Besonders aufmerksam lauerten die Mexikaner im Mittelfeld. Dort hatten sie die meisten Spieler postiert. Von dort aus trieben sie die Niederländer immer wieder auf die Flügel, wo Robben und Co. kaum Geschwindigkeit aufnehmen konnten. Die Hochgeschwindigkeitsflitzer steckten in der Sackgasse, wie die Heatmap des ersten Durchgangs andeutet (ersichtlich mit einem Klick auf die Schaltfläche "1. Halbzeit", Daten von unserem Dienstleister Opta):

Beispielhaft ein weiterer Vortrag der Niederländer kurz vor der Pause: Verteidiger Bruno Martins biegt auf den linken Flügel ab, er spielt einen Pass auf Wesley Sneijder - und erhält den Ball prompt wieder zurück. Martins probiert es bei Dirk Kuijt - wieder ist das Zentrum verstellt, wieder verwaltet Martins den Ball ratlos auf der linken Flanke. Irgendwann macht sich Martins alleine Richtung Tor der Mexikaner auf. Sie lassen ihn gewähren, sie wissen, dass von ihm wenig Gefahr droht. Die Mexikaner bemuttern lieber Robben und Sneijder, Martins probiert es mit einem langen Pass auf Kuijt. Der Ball rollt ins Toraus.

23 Mal hatten die Niederländer in ihren Gruppenspielen aufs gegnerische Tor geschossen. In der ersten Hälfte gegen Mexiko kam kein einziger Torschuss dazu.

Zum Glück der Niederländer beschäftigen sie in Louis van Gaal den wohl fähigsten Trainer dieses Sonnensystems. Und dieser Trainer stellte nach dem Führungstor der Mexikaner fest, dass sich niederländischer Konterfußball und ein niederländischer Rückstand nur bedingt vereinbaren lassen. Van Gaal besann sich auf die Fußball-DNA seines Landes, er installierte das von seinen Kritikern vielbesungene 4-3-3, ausgerichtet auf mehr Ballbesitz. "Plan B", wie er nach dem Spiel sagen würde.

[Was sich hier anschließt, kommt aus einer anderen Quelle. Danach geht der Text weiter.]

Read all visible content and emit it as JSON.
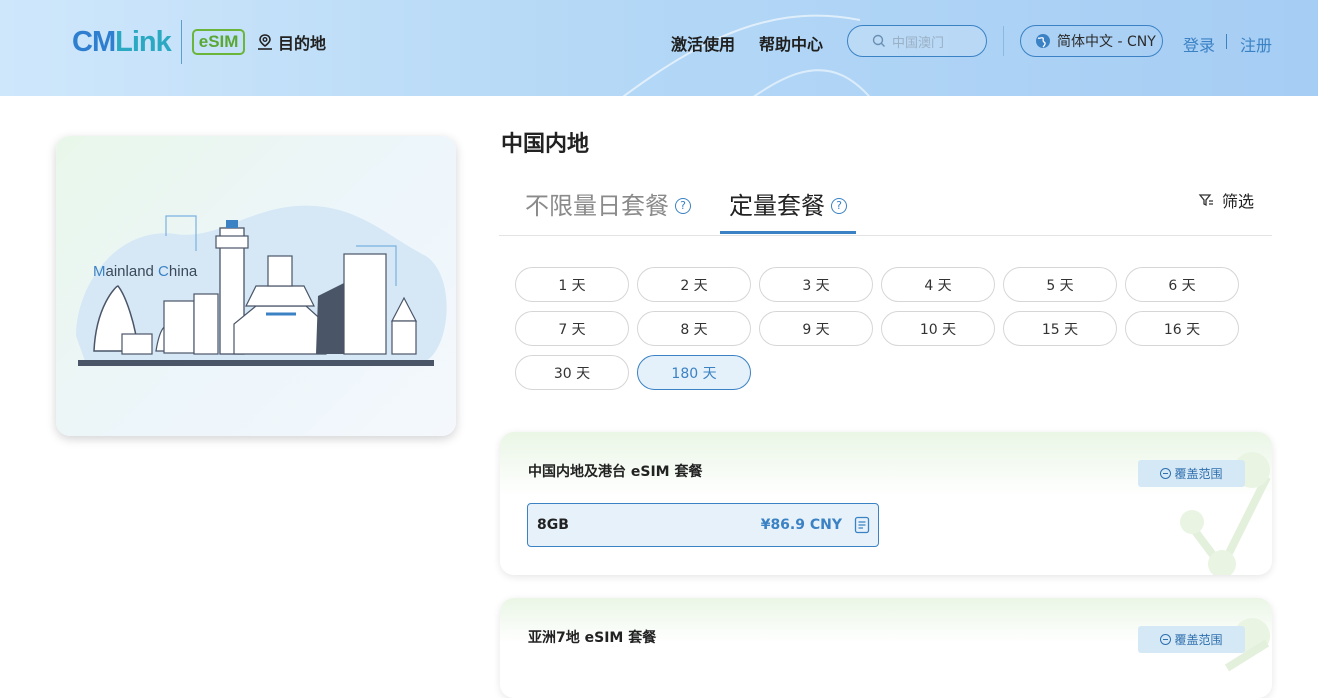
{
  "header": {
    "logo_cm": "CM",
    "logo_link": "Link",
    "logo_esim": "eSIM",
    "destination_label": "目的地",
    "nav": [
      "激活使用",
      "帮助中心"
    ],
    "search_placeholder": "中国澳门",
    "language": "简体中文 - CNY",
    "login": "登录",
    "register": "注册"
  },
  "hero": {
    "caption_m": "M",
    "caption_rest1": "ainland ",
    "caption_c": "C",
    "caption_rest2": "hina"
  },
  "main": {
    "title": "中国内地",
    "tabs": [
      {
        "label": "不限量日套餐",
        "active": false
      },
      {
        "label": "定量套餐",
        "active": true
      }
    ],
    "filter_label": "筛选",
    "durations": [
      "1 天",
      "2 天",
      "3 天",
      "4 天",
      "5 天",
      "6 天",
      "7 天",
      "8 天",
      "9 天",
      "10 天",
      "15 天",
      "16 天",
      "30 天",
      "180 天"
    ],
    "selected_duration": "180 天",
    "packages": [
      {
        "title": "中国内地及港台 eSIM 套餐",
        "coverage": "覆盖范围",
        "plan": {
          "data": "8GB",
          "price": "¥86.9 CNY"
        }
      },
      {
        "title": "亚洲7地 eSIM 套餐",
        "coverage": "覆盖范围"
      }
    ]
  },
  "colors": {
    "accent": "#3b82c4",
    "selected_bg": "#e4f0fa",
    "header_bg": "#b4d8f6",
    "esim_green": "#5aa734"
  }
}
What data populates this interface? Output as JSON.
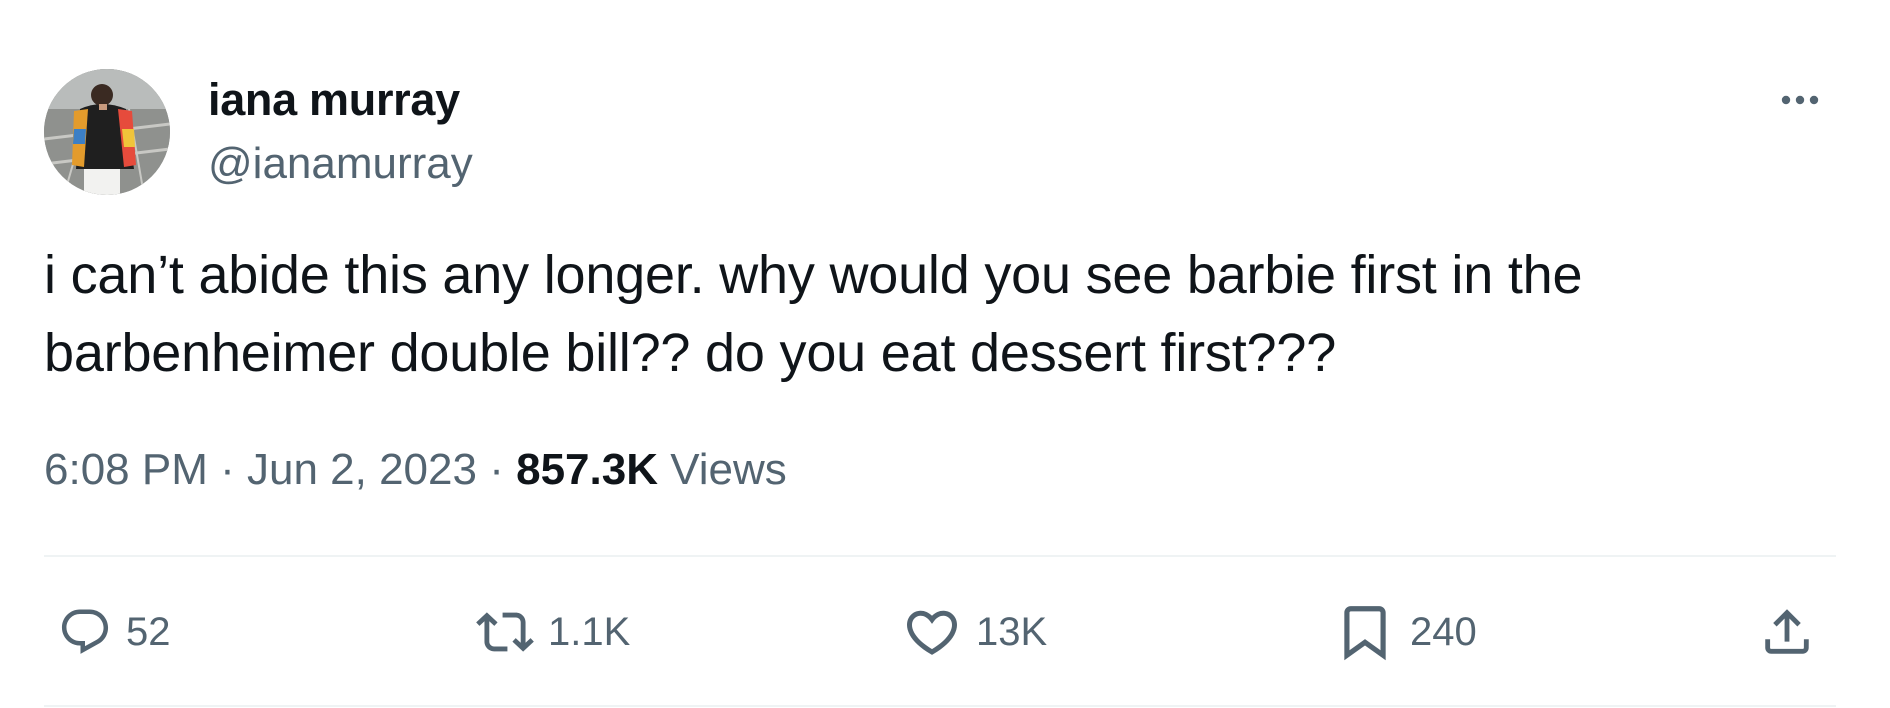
{
  "author": {
    "display_name": "iana murray",
    "handle": "@ianamurray",
    "avatar": "avatar-photo"
  },
  "tweet": {
    "text_lines": [
      "i can’t abide this any longer. why would you see barbie first in the",
      "barbenheimer double bill?? do you eat dessert first???"
    ]
  },
  "meta": {
    "time": "6:08 PM",
    "separator": "·",
    "date": "Jun 2, 2023",
    "views_count": "857.3K",
    "views_label": "Views"
  },
  "actions": {
    "replies": {
      "icon": "reply-icon",
      "count": "52"
    },
    "retweets": {
      "icon": "retweet-icon",
      "count": "1.1K"
    },
    "likes": {
      "icon": "heart-icon",
      "count": "13K"
    },
    "bookmarks": {
      "icon": "bookmark-icon",
      "count": "240"
    },
    "share": {
      "icon": "share-icon"
    }
  },
  "colors": {
    "text_primary": "#0f1419",
    "text_secondary": "#536471",
    "divider": "#eff3f4"
  }
}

Arjen Robben bemannte nun den rechten Flügel, Memphis Depay den linken. De Vrij und Ron Vlaar kümmerten sich ums defensive Mittelfeld, davor wuselte Georginio Wijnaldum, der immer wieder Anspiele der Flügelspieler annahm, bevor erstere in eine Sackgasse rannten. Die Niederländer hatten nun öfters den Ball, sie behaupteten ihn nun bevorzugt in Mexikos Hälfte (zwischen der 61. und 75. Minute, siehe Grafik):

Ein angenehmer Nebeneffekt: Die Niederländer drehten die Partie. Auch wenn die Tore keinem Spielzug entsprangen, dem man genuin der 4-3-3-Formation zurechnen könnte. Allerdings hatte van Gaals Mannschaft den Gegner dank dieser offensiveren Ausrichtung zurückgedrängt, sie hatten sogar aufs Tor geschossen und Mexikos famosen Keeper Guillermo Ochoa zu allerhand famosen Rettungstaten verleitet. Van Gaal hatte in Person von Huntelaar zudem kurz vor Spielschluss die Präsenz im Strafraum verstärkt. Der Personalwechsel zeigte Wirkung, natürlich. Den vorletzten Torschuss der Niederländer bereitete Huntelaar per Kopfball vor, den letzten, einen Elfmeter, übernahm er selbst. Beide Male landete der Ball im Tor.